Indeed, it seems to have thrived. When young, Norway spruce can grow up to 3 feet a year. It tolerates shade, drought, and acid soils, and is not a preferred snack for deer, insects, or mice. Squirrels will nibble on the seeds, but those seeds are still Norway spruce’s main route to reproduction, and it has become naturalized in many states.
The calm air I felt while skiing through the Norway spruce grove has been noticed by others, too, and this species is often recommended when planting windbreaks. It’s a common street tree, too. My neighbor growing up in Iowa had a huge one in her backyard. Once I began looking, I found Norway spruce all over the town of Cable.

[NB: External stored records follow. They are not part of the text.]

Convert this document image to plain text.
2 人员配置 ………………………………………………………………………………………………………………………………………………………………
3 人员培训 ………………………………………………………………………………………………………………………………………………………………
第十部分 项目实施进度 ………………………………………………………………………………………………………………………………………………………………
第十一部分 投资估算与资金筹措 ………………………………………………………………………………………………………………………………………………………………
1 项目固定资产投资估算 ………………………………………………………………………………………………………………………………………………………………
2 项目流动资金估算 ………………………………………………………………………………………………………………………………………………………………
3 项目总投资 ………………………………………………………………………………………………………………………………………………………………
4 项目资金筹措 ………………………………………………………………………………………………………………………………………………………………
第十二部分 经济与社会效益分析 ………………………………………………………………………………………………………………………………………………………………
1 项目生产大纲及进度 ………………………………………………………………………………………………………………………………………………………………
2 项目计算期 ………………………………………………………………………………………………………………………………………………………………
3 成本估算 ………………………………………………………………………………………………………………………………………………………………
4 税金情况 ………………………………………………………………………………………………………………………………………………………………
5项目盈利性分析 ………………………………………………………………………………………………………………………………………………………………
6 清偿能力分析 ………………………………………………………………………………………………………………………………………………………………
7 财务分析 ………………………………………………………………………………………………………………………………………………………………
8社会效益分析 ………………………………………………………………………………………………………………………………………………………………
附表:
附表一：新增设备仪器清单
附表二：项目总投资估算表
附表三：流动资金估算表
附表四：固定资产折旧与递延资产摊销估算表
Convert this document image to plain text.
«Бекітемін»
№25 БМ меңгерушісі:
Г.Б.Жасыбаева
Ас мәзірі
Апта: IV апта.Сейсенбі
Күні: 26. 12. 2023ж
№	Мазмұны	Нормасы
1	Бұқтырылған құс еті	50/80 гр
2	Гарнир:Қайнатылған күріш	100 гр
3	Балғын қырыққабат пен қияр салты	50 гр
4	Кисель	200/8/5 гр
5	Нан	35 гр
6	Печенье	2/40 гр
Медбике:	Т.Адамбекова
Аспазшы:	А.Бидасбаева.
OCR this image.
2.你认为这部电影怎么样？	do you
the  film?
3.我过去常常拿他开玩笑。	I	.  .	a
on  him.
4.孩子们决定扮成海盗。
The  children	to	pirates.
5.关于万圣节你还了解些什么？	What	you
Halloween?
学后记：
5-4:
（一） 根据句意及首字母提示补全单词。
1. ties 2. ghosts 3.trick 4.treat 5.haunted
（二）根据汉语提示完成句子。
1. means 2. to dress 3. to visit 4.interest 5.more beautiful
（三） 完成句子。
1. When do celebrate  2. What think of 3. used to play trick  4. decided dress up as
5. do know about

Out on the trail, though, I didn’t see much Norway spruce regeneration. The mature, almost 80-year-old trees, which currently represent 40 out of about 170,000 acres of the Bayfield County Forest (a whopping 0.024%), will be thinned and harvested according to the same management principals as the white pines growing nearby. As opposed to aspens, birches, and red maples, Norway spruce doesn’t sprout back after you cut it, so these stands will likely be easy to replant in native species that have come back into favor.
Despite the grove’s calm air, the chill started to seep in and I kicked off down the hill, enjoying the gentle grade of what must be an old logging road. No matter how much I might try to focus on the present—elegant trees, proper technique, keeping warm, and raven’s calls—I’ll still be skiing through history.